In complex production environments, as in the automotive industry, machine schedules have to be determined under frequently changing customer demands, possible production failures, or unplanned delays. To determine even an almost optimal schedule in such an environment is a challenge. The reasons are the high complexity of the scheduling problem and uncertainty of several system parameters.
This paper presents a comprehensive methodology for production scheduling optimization within the scope of uncertainty of production parameters. These parameters are taken from a real application case of a supplier in the automotive industry. The research describes a two-stage scheduling problem with unrelated machines, machine qualifications, and skipping stages (a two-stage hybrid flow shop).
About the simulation model
To evaluate several optimization algorithms for production scheduling, the researchers built a detailed simulation model of the flow shop using AnyLogic software 8.5. By means of simulation, it was possible to include the interdependence of production parameters, to evaluate and potentially improve schedules before they were applied in the real production environment. The research team could also select the most suitable schedules depending on various demand levels.
The major source of information about the hybrid flow shop model parameters was the available data from the running system. In production systems, often a large amount of data is available and can be used to model uncertainty appropriately.

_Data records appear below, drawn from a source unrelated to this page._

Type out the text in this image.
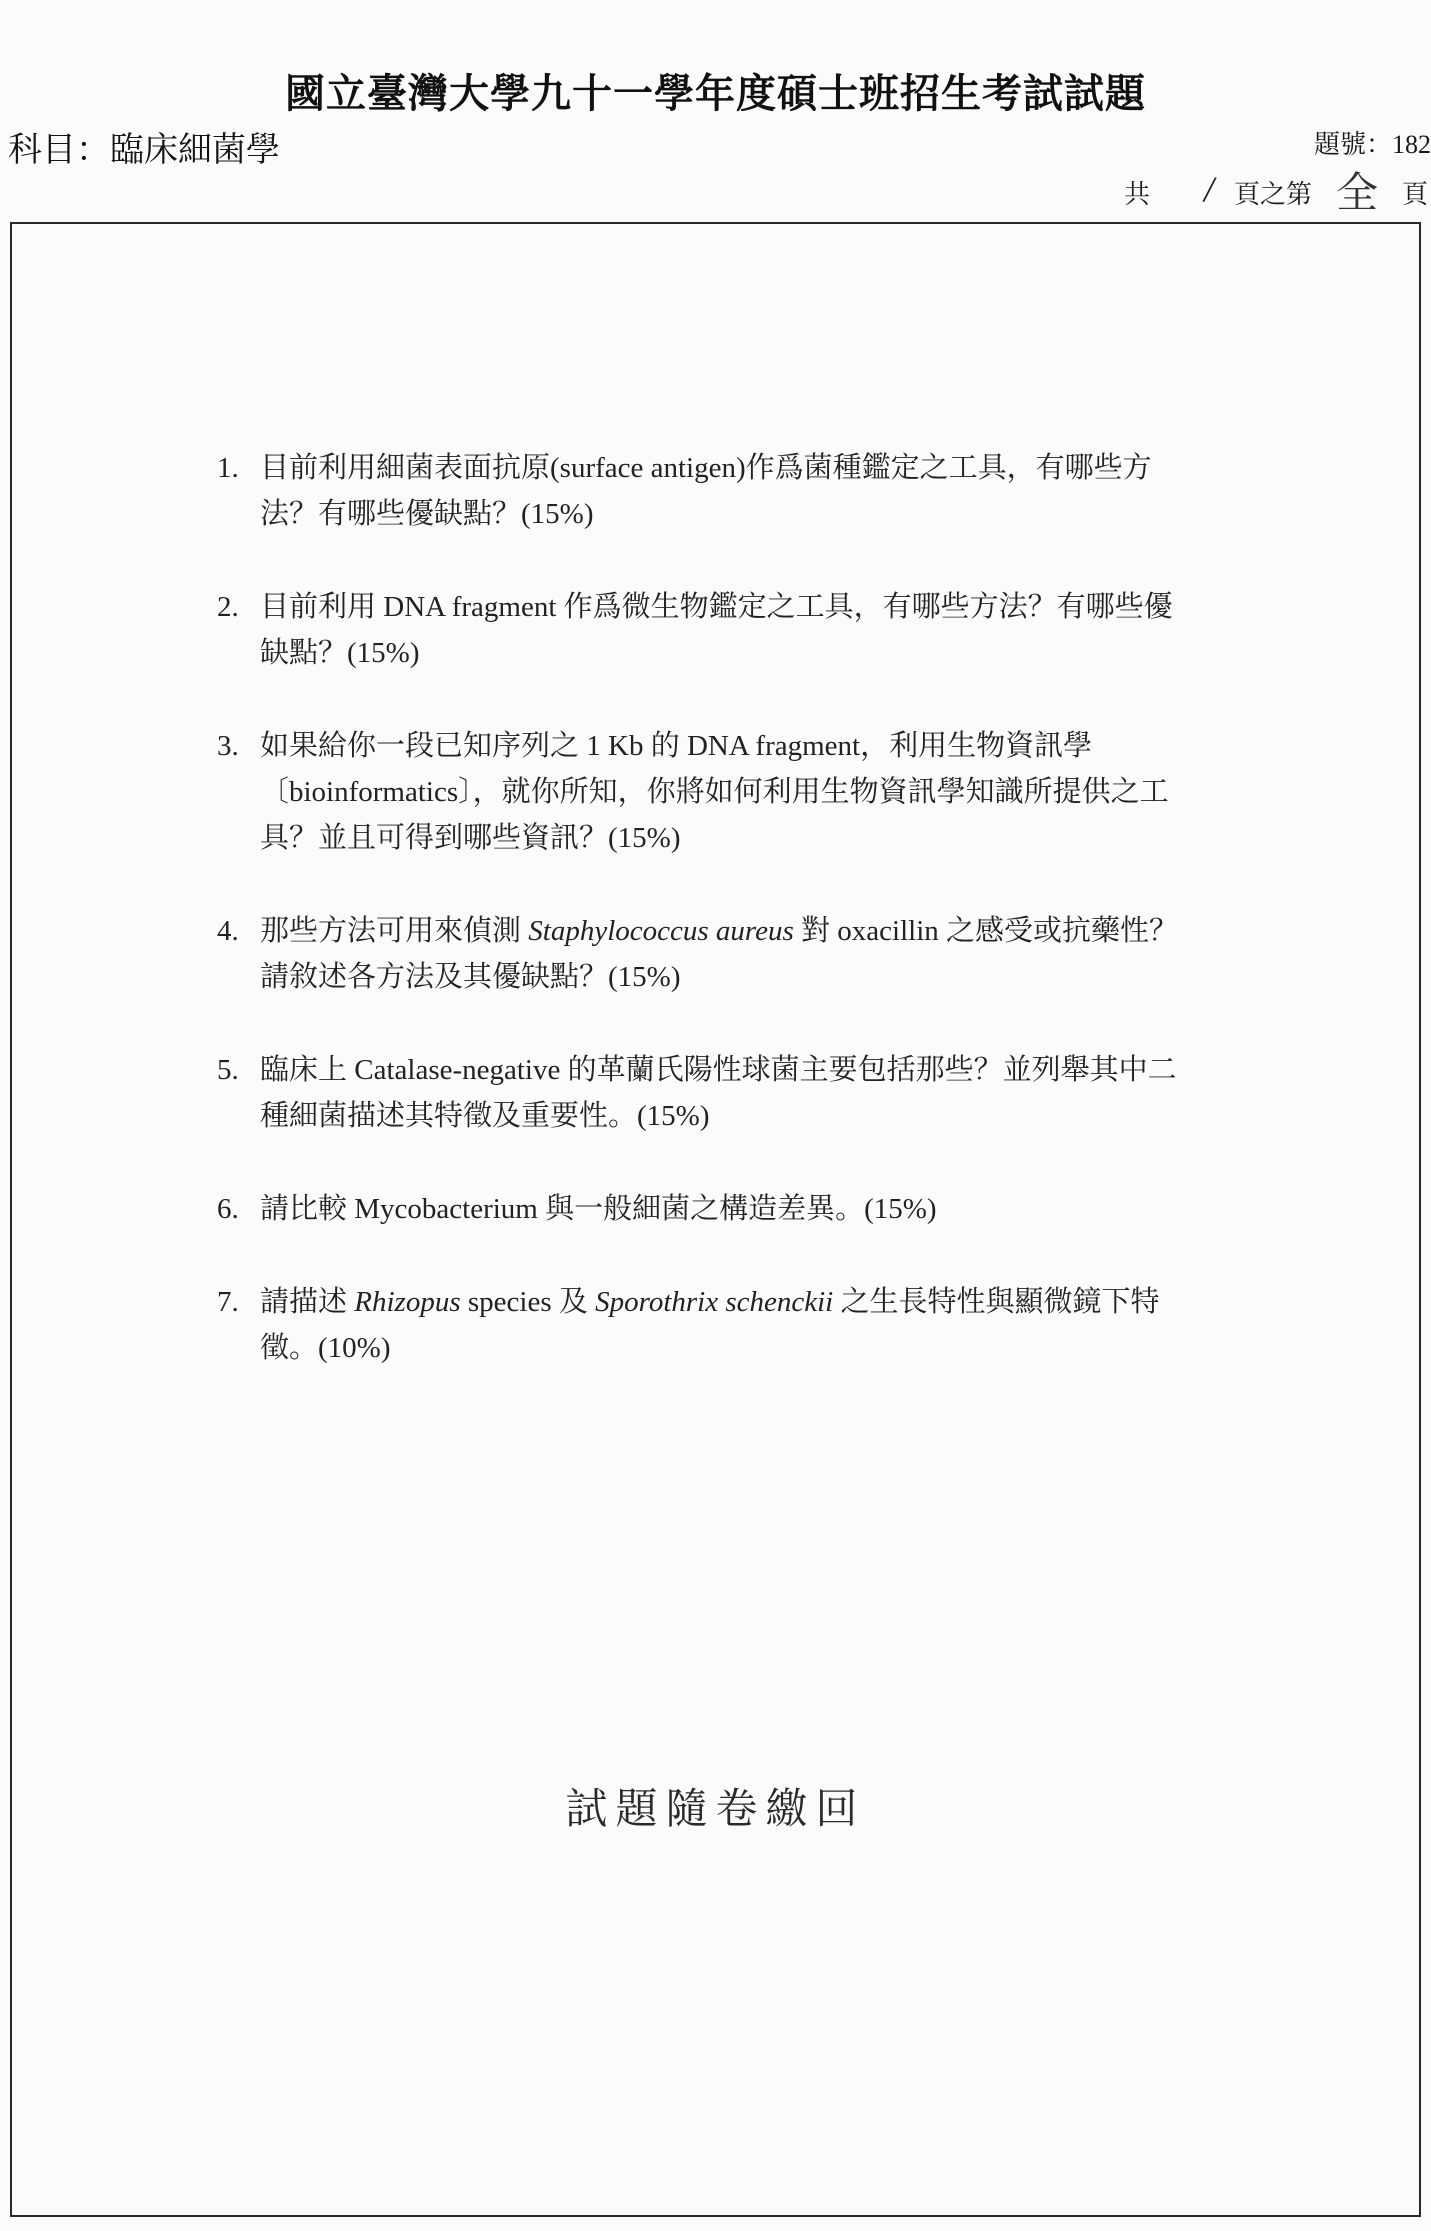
國立臺灣大學九十一學年度碩士班招生考試試題
科目：臨床細菌學	題號：182
共 / 頁之第 全 頁
1. 目前利用細菌表面抗原(surface antigen)作爲菌種鑑定之工具，有哪些方法？有哪些優缺點？(15%)
2. 目前利用 DNA fragment 作爲微生物鑑定之工具，有哪些方法？有哪些優缺點？(15%)
3. 如果給你一段已知序列之 1 Kb 的 DNA fragment，利用生物資訊學〔bioinformatics〕，就你所知，你將如何利用生物資訊學知識所提供之工具？並且可得到哪些資訊？(15%)
4. 那些方法可用來偵測 Staphylococcus aureus 對 oxacillin 之感受或抗藥性？請敘述各方法及其優缺點？(15%)
5. 臨床上 Catalase-negative 的革蘭氏陽性球菌主要包括那些？並列舉其中二種細菌描述其特徵及重要性。(15%)
6. 請比較 Mycobacterium 與一般細菌之構造差異。(15%)
7. 請描述 Rhizopus species 及 Sporothrix schenckii 之生長特性與顯微鏡下特徵。(10%)
試題隨卷繳回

In this research, the team distinguished between internal parameters of the production system (processing or setup times, scrap rates, and availability of machines) and external parameters (mainly the varying demand).

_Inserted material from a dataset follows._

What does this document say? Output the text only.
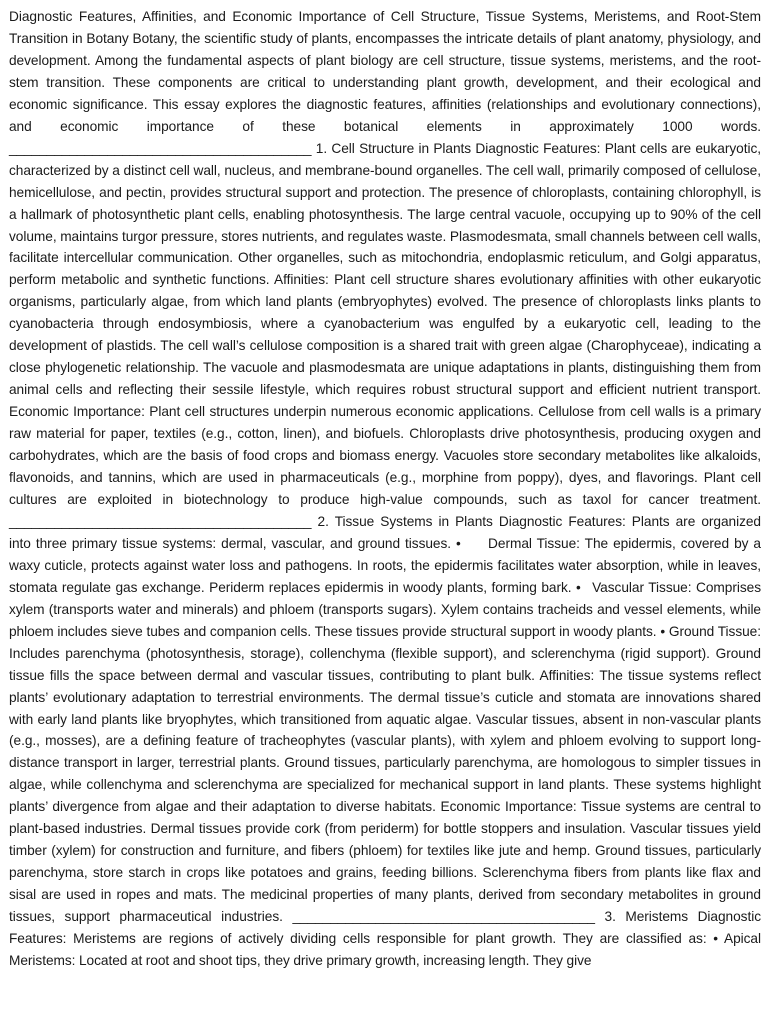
Diagnostic Features, Affinities, and Economic Importance of Cell Structure, Tissue Systems, Meristems, and Root-Stem Transition in Botany Botany, the scientific study of plants, encompasses the intricate details of plant anatomy, physiology, and development. Among the fundamental aspects of plant biology are cell structure, tissue systems, meristems, and the root-stem transition. These components are critical to understanding plant growth, development, and their ecological and economic significance. This essay explores the diagnostic features, affinities (relationships and evolutionary connections), and economic importance of these botanical elements in approximately 1000 words. ________________________________________ 1. Cell Structure in Plants Diagnostic Features: Plant cells are eukaryotic, characterized by a distinct cell wall, nucleus, and membrane-bound organelles. The cell wall, primarily composed of cellulose, hemicellulose, and pectin, provides structural support and protection. The presence of chloroplasts, containing chlorophyll, is a hallmark of photosynthetic plant cells, enabling photosynthesis. The large central vacuole, occupying up to 90% of the cell volume, maintains turgor pressure, stores nutrients, and regulates waste. Plasmodesmata, small channels between cell walls, facilitate intercellular communication. Other organelles, such as mitochondria, endoplasmic reticulum, and Golgi apparatus, perform metabolic and synthetic functions. Affinities: Plant cell structure shares evolutionary affinities with other eukaryotic organisms, particularly algae, from which land plants (embryophytes) evolved. The presence of chloroplasts links plants to cyanobacteria through endosymbiosis, where a cyanobacterium was engulfed by a eukaryotic cell, leading to the development of plastids. The cell wall’s cellulose composition is a shared trait with green algae (Charophyceae), indicating a close phylogenetic relationship. The vacuole and plasmodesmata are unique adaptations in plants, distinguishing them from animal cells and reflecting their sessile lifestyle, which requires robust structural support and efficient nutrient transport. Economic Importance: Plant cell structures underpin numerous economic applications. Cellulose from cell walls is a primary raw material for paper, textiles (e.g., cotton, linen), and biofuels. Chloroplasts drive photosynthesis, producing oxygen and carbohydrates, which are the basis of food crops and biomass energy. Vacuoles store secondary metabolites like alkaloids, flavonoids, and tannins, which are used in pharmaceuticals (e.g., morphine from poppy), dyes, and flavorings. Plant cell cultures are exploited in biotechnology to produce high-value compounds, such as taxol for cancer treatment. ________________________________________ 2. Tissue Systems in Plants Diagnostic Features: Plants are organized into three primary tissue systems: dermal, vascular, and ground tissues. •  Dermal Tissue: The epidermis, covered by a waxy cuticle, protects against water loss and pathogens. In roots, the epidermis facilitates water absorption, while in leaves, stomata regulate gas exchange. Periderm replaces epidermis in woody plants, forming bark. •  Vascular Tissue: Comprises xylem (transports water and minerals) and phloem (transports sugars). Xylem contains tracheids and vessel elements, while phloem includes sieve tubes and companion cells. These tissues provide structural support in woody plants. • Ground Tissue: Includes parenchyma (photosynthesis, storage), collenchyma (flexible support), and sclerenchyma (rigid support). Ground tissue fills the space between dermal and vascular tissues, contributing to plant bulk. Affinities: The tissue systems reflect plants’ evolutionary adaptation to terrestrial environments. The dermal tissue’s cuticle and stomata are innovations shared with early land plants like bryophytes, which transitioned from aquatic algae. Vascular tissues, absent in non-vascular plants (e.g., mosses), are a defining feature of tracheophytes (vascular plants), with xylem and phloem evolving to support long-distance transport in larger, terrestrial plants. Ground tissues, particularly parenchyma, are homologous to simpler tissues in algae, while collenchyma and sclerenchyma are specialized for mechanical support in land plants. These systems highlight plants’ divergence from algae and their adaptation to diverse habitats. Economic Importance: Tissue systems are central to plant-based industries. Dermal tissues provide cork (from periderm) for bottle stoppers and insulation. Vascular tissues yield timber (xylem) for construction and furniture, and fibers (phloem) for textiles like jute and hemp. Ground tissues, particularly parenchyma, store starch in crops like potatoes and grains, feeding billions. Sclerenchyma fibers from plants like flax and sisal are used in ropes and mats. The medicinal properties of many plants, derived from secondary metabolites in ground tissues, support pharmaceutical industries. ________________________________________ 3. Meristems Diagnostic Features: Meristems are regions of actively dividing cells responsible for plant growth. They are classified as: • Apical Meristems: Located at root and shoot tips, they drive primary growth, increasing length. They give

In this paper, the researchers presented a simulation-based optimization solution developed with AnyLogic software. The aim was to solve production scheduling problems under uncertainty, which had been derived from a real industrial use case.
The production scheduling solution shows that the combination of data analysis to estimate the flow shop model parameters, heuristic optimization, and detailed stochastic simulation results in robust schedules that can be used in real systems.